According to Volvo Penta, output is high and maintenance needs are low as its Stage V-compliant engines are optimised to meet customer needs in terms of productivity, uptime and TCO. Passive regeneration of the aftertreatment system has been maximised, for example, eliminating unplanned stops during operation, while fuel consumption has been reduced by up to 5% over the Stage IV models.
The D16 offers an output of up to 585kW as well as a 10% reduction in fuel consumption over the earlier generation unit. By incorporating water-cooled charged air, its dual-stage turbo delivers high performance right across the operational range, enabling maximum torque to be produced at both low and high engine speeds.
On top of its low fuel consumption, the D16’s reliable Exhaust Aftertreatment System (EATS) has been designed to use selective catalytic reduction technology only, removing the need for exhaust gas recirculation (EGR) and a diesel particulate filter (DPF).
By incorporating water-cooled charged air, the D16’s dual stage turbo system delivers high performance across the operational range, providing high torque at both low and high engine speeds. This allows the engine to be used in multiple applications, without compromising between performance and torque.
In addition to leveraging an array of proven technologies and expertise from across the Volvo Group, the firm is working on innovative driveline solutions.

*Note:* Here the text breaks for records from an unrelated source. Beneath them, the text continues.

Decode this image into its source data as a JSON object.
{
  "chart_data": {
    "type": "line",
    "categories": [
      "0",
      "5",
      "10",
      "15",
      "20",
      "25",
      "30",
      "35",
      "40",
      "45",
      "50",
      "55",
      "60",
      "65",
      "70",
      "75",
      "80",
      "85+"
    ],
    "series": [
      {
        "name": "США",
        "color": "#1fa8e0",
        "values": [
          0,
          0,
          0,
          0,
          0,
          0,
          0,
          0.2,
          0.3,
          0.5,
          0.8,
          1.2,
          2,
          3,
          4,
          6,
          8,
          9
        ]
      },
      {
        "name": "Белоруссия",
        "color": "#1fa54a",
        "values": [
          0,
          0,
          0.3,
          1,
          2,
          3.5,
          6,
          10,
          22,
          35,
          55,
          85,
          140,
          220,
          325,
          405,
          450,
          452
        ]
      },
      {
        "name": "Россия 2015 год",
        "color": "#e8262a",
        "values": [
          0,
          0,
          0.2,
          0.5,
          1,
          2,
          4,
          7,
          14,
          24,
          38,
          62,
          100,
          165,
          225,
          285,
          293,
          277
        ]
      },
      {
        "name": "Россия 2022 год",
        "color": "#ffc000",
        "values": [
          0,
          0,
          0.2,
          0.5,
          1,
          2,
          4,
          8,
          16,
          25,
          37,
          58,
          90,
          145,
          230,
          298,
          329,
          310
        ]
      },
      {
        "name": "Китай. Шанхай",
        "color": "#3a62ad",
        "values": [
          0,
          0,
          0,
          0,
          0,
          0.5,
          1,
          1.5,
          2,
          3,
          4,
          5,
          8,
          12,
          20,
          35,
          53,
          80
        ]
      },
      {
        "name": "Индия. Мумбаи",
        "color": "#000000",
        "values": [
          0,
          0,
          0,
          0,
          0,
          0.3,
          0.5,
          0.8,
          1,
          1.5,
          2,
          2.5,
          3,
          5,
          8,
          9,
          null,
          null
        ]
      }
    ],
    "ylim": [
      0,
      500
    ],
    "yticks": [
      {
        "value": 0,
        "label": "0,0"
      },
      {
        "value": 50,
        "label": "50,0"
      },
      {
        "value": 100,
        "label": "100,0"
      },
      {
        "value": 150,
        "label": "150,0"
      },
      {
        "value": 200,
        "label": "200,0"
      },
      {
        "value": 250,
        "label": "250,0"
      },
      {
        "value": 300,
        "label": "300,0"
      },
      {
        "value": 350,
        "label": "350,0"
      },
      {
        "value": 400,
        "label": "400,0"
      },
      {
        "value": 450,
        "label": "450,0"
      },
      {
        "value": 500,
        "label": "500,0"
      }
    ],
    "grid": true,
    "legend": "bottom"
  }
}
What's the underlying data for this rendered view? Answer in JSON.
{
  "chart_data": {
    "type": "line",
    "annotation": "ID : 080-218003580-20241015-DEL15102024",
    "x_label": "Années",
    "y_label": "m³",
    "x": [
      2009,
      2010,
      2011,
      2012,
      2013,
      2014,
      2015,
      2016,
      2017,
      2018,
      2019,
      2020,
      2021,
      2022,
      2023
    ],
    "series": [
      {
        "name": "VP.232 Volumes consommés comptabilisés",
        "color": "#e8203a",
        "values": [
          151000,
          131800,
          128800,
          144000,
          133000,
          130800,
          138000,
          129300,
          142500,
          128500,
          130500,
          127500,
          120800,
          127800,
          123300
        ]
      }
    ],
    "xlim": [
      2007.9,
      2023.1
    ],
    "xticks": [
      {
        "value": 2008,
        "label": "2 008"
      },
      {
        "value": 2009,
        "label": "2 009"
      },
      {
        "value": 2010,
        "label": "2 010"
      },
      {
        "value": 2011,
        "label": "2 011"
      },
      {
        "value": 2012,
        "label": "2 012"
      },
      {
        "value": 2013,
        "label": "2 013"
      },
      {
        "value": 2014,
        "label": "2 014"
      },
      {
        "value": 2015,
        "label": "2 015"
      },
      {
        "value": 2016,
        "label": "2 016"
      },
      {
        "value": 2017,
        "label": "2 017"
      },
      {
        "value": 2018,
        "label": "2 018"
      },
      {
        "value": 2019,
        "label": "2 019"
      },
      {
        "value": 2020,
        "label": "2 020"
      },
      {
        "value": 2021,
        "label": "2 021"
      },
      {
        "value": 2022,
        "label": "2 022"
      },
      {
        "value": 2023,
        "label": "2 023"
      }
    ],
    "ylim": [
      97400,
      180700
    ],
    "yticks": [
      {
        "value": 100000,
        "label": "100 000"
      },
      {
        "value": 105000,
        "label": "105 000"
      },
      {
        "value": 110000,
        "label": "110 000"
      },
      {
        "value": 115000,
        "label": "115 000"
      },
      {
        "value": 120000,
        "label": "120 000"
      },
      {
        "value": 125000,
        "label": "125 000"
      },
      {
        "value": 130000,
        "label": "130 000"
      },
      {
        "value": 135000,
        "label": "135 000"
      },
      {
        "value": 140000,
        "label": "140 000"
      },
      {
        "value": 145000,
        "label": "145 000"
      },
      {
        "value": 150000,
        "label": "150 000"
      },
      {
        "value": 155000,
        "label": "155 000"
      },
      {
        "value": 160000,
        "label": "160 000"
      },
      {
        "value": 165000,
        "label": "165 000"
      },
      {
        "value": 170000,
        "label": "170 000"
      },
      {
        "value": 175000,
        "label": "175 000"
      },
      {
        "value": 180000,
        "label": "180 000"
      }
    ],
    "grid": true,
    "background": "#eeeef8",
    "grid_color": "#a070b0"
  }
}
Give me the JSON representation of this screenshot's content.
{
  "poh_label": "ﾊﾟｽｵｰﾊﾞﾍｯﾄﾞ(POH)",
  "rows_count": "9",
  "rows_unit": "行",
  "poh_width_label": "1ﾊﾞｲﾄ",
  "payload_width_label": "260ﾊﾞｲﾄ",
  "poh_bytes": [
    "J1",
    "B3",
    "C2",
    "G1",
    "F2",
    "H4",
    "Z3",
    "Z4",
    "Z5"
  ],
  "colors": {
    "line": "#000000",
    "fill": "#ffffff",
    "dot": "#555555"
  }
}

“In the short-term, the focus is still very much on internal combustion engines and we will continue our development work in this area to stay competitive,” explained Morgan Blomgren, director Strategy & Business Development. “Our engines are already able to run on HVO and biodiesel, and to further support our transformation journey to zero-emission solutions, we are also looking into powering them with CNG, biogas and hydrogen, as well as the use of hybridisation – all of which are likely transitioning solutions for those markets that cannot yet support fully electric solutions.”